13
My strip mall listing in Mesa hit 92% occupancy and I'm not celebrating
Everyone in my office acts like any number over 90% is a huge win, but it took a 15% rent cut on the last two units to get there. The previous owner was getting 87% occupancy at full price. I ran the numbers and the net operating income is actually down about 2% from last year. It looks good on paper, but we traded quality tenants for a higher head count. Has anyone else found that chasing a specific occupancy rate can hurt your bottom line more than help?
3 comments
Log in to join the discussion
Log In3 Comments
bettyl372mo ago
You're right about chasing occupancy rates. That high number is just vanity if the money coming in is less. The old owner had the right idea focusing on solid tenants over a full building.
2
robinwalker28d ago
Yeah but here's what I keep coming back to - how do you actually figure out who those "solid tenants" are before they prove themselves? I've had people with perfect credit and good jobs turn into nightmare tenants after six months.
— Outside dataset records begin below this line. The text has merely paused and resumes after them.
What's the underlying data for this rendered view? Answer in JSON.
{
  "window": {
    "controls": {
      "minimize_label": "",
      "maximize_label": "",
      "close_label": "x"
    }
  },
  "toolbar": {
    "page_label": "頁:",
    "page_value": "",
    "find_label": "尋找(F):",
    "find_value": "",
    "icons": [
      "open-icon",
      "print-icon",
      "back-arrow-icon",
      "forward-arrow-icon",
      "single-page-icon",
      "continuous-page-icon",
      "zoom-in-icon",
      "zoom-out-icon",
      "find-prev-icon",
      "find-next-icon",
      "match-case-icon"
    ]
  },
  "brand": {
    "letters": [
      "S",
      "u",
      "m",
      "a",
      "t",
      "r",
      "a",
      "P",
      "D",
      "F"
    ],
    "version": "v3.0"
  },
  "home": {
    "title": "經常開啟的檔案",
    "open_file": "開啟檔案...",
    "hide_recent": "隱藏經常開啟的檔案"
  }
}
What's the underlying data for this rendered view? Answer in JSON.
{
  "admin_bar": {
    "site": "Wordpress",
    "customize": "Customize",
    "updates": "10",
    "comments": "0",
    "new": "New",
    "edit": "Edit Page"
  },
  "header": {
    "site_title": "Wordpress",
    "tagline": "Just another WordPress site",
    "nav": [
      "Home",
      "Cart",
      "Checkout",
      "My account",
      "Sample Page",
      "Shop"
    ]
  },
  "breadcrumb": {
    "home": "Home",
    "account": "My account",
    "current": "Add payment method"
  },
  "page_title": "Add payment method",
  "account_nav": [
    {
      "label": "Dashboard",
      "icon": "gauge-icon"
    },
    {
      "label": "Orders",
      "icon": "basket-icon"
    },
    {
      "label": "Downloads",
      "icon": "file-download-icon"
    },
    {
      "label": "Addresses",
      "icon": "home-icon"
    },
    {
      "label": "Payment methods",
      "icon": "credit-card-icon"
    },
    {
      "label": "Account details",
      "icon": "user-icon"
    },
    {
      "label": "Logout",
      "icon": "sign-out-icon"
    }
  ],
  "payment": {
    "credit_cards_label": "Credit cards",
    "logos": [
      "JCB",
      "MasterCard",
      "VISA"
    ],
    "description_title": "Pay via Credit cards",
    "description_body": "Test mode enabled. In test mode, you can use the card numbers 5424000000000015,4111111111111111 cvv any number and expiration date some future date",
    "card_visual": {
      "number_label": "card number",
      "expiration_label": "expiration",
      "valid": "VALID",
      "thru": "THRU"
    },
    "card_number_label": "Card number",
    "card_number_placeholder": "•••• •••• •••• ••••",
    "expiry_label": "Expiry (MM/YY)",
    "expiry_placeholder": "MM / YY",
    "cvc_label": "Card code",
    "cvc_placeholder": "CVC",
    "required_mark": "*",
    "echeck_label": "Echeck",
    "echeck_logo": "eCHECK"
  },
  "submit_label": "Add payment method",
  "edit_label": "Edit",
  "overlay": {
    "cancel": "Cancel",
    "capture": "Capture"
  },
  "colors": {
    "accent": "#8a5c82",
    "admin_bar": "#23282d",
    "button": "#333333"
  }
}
Then I've had the guy with a spotty rental history who paid early every month for three years straight. It just feels like a guessing game sometimes. The old owner might have had a system though, you know? Like maybe he looked for certain things in their application or during the walkthrough. I wish I knew what his secret was because I'm still trying to crack that code myself.
4
emma_hayes802mo ago
I used to chase that high number too, but seeing the real drop in income... it changes your mind.